Дождь шел всю ночь, и деревья в палисаднике пропитались влагой. Тяжелые капли срывались с поникших ветвей, звонко падая в опавшую листву. Казаров не любил сырости. Его прохватывало насквозь, едва он выходил из дому, невзирая на утепленный комбинезон и пластиковую накидку с капюшоном. Конечно, пройти надо было всего несколько десятков шагов до стоянки гравилетов. Не вставая с кресла, Казаров видел эту стоянку в окно, общую для всей улицы, — два ряда разноцветных крылатых машин на блестящей мокрой площадке. Его гравилет в первом ряду, третий слева.
Старомодная машина, мастерски стилизованная под древнюю ракету. Везде, кроме родного пригорода, где все знали Михаила Александровича Казарова, отставного космонавта, отставного Генсека Межзвездного Комитета, отставного Председателя Совета Земной Федерации, у его гравилета собирались любопытные, дивясь техническому раритету. О том, что Казаров и сам был раритетом, они не знали, не обращая внимания на старика, от которого когда-то зависели судьбы человечества. И правильно делали, что не обращали. В конце концов, без малого двухсотлетний старик не такая уж и редкость в XXVII веке. А бывший Председатель Совета Земной Федерации — это не знаменитый актер, чтобы его лицо было знакомо каждому.

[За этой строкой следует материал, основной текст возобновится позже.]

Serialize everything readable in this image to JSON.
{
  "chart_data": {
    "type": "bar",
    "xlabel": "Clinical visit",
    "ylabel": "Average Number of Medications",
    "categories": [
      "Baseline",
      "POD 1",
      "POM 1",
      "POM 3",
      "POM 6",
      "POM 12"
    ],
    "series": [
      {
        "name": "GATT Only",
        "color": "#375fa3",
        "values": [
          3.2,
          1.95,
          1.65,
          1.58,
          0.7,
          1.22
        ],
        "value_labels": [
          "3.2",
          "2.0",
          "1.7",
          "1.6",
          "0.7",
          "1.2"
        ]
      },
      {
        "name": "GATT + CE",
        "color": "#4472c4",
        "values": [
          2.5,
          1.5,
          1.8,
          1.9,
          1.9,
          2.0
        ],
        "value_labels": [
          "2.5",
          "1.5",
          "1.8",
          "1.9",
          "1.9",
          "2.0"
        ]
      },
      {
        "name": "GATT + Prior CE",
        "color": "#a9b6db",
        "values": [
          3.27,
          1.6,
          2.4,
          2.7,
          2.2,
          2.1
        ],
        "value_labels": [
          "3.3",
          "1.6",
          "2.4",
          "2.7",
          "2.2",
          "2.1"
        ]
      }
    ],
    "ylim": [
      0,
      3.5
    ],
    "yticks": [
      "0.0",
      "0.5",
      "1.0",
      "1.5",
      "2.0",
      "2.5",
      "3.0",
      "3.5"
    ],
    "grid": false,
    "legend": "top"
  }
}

«Боже, как же не хочется выходить из дому... — думал он, с тоскою оглядывая улочку за низким палисадом. — Дурная привычка выполнять обещания...»
Для человека, на личном счету которого триллионы кубических миль космического пространства, а за плечами остались сотни парсек, могло показаться странным нежелание выйти из дому, чтобы совершить короткий перелет в жалких пятьдесят километров, но для самого Казарова в этом не было ничего необычного. Именно потому, что в далекой молодости он отмахал эти сотни парсек, теперь ему хотелось ограничить свое жизненное пространство комнатами старого дома, палисадником и клубом, притулившемся на близкой окраине, рядом с давно заброшенным учебным космодромом.
От космодрома осталось лишь обширное поле, заросшее багульником, да ржавые конструкции, назначение которых уже не угадать. А ведь когда-то юному курсанту Межзвездного Училища доводилось неумело сажать учебные корабли на этом поле. Правда, в те годы здесь не было тихого зеленого городка. Вокруг космодрома, сколько хватало глаз, простирались ракетные эллинги, энергетические подстанции, ремонтные доки, не ведающие простоя — курсанты довольно часто ломали вверенные им средства космического передвижения.
Училище еще сто лет назад перенесли на Марс, вместе с учебным космодромом, а в старинном его здании, где в седой древности, как уверяли местные краеведы, располагалось локомотивное депо, открыли музей. Были в этом музее и экспонаты, связанные с именем Михаила Казарова, покорителя Бетельгейзе и открывателя цивилизации Кси-Джи, поэтому бывший Председатель СЗФ не любил туда ходить, про себя называя добротное здание из красного кирпича, под черепичной крышей «усыпальницей».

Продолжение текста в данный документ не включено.